Sunday, September 04, 2016

Mother Teresa - the fraud

Mother Teresa is declared a saint at the Vatican today.

The late Christopher Hitchens described her as a "religious fundamentalist, a political operative, a primitive sermoniser, and an accomplice of worldly secular powers". In ‘The Missionary Position’, Hitchens criticised the nun's "cult of suffering" and said she had hobnobbed with dictators.

In 2003, physician Aroup Chatterjee published a critique of the nun, after conducting some 100 interviews with people associated with the nun's sisterhood. He flayed what he called the appalling lack of hygiene - reuse of hypodermic needles - and shambolic care facilities at their homes, among other things. He said of the supposed miraculous cures that the "so-called miracles are too tawdry and puerile to challenge even".

Hemley Gonzalez, who worked as a volunteer in one of Teresa's homes for the poor in Kolkata for two months and 2008, and was "shocked to discover the horrifically negligent manner in which this charity operates and the direct contradiction of the public's general understanding of their work"

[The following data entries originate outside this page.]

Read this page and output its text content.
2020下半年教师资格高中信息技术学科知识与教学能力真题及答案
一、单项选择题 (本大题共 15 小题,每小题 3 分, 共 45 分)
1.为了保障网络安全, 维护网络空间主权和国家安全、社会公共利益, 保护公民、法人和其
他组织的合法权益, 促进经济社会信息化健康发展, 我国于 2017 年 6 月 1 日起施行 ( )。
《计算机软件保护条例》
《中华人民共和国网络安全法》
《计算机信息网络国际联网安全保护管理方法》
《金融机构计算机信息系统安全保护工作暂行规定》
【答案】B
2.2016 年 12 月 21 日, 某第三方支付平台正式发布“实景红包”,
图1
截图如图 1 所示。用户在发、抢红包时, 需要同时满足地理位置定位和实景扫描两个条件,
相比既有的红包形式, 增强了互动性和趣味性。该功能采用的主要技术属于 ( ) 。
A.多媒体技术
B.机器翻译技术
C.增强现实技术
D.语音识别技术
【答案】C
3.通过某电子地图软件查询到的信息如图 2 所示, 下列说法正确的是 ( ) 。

He says the organization didn’t vet him or the other volunteers. None, including himself, had any medical experience or received any training before working at the hospice. He claims he saw nuns routinely reuse needles after washing them in tap water, that clothes — sometimes soiled with urine and feces — and cooking utensils were hand washed side by side in the same room. Patients suffering from respiratory diseases had to bathe in freezing water because a single water heater wasn’t barely enough for one bath, he says. And he claims there was not a single doctor or medically trained nurse at the hospice. “It was a scene out of a World War II concentration camp,” says Gonzalez.

Gonzalez accused Mother Teresa of "Standing firm against planned parenthood, modernisation of equipment, and a myriad of other solution-based initiatives, Mother Teresa was not a friend of the poor but rather a promoter of poverty." During her Nobel Peace Prize Lecture after winning the prize in 1979, she said the “greatest destroyer of peace is abortion.”

The charity receives millions of dollars in donations from around the world, they should have been able to build hospitals, schools and to upgrade their facilities. There’s no transparency — and very little information available — on the charity’s bookkeeping. As a registered charity operating in over a 100 countries, there needs to be some accountability, as there is with groups such as The Red Cross or Oxfam.

Canadian academics trawled through 96 per cent of all originally researched literature on the Catholic icon and concluded that her reputation as one of the holiest women of the twentieth century was the product of hype. Researchers allege missing funds for humanitarian work and homes for the poor that did not offer the medical care they required, leaving many to die.

Serge LarivĂ©e, a researcher from the University of Montreal, said: "Given the parsimonious management of Mother Theresa's works, one may ask where the millions of dollars for the poorest of the poor have gone?”

Indian rationalist, Sanal Edamaruku , has questioned the miracles which have led to the nun's sainthood. Edamaruku had debunked the first finding, wondering how a woman could be cured by a photo of the nun placed on her stomach, when there was evidence to suggest that medicines treated her. Today, he says, "most people don't want to challenge the nun anymore because of her image as somebody who worked for the poor". He continued, "If you question Mother Teresa you are seen as anti-poor. I have nothing against her, but miracle-mongering is not scientific."

A group of academicians and social workers  have petitioned Indian Foreign Minister Sushma Swaraj to reconsider her decision to visit the Vatican to attend Sunday's sainthood ceremony.
"It boggles the mind that the foreign minister of a country whose constitution exhorts its citizens to have scientific temper would approve of a canonisation based on 'miracles'," the petition said.


If this obvious fraud is not brought to book and if the idea of miraculous healings gets credence, it will have dangerous consequences for the uneducated and the poor, insists Indian Rationalist Association. Confidence in modern medicine and science has to be developed and strengthened and people have to be encouraged to use available medical facilities for treatment instead of taking to superstition and miracle belief. The efforts should be to expand the outreach of the modern medicine to all strata of the society.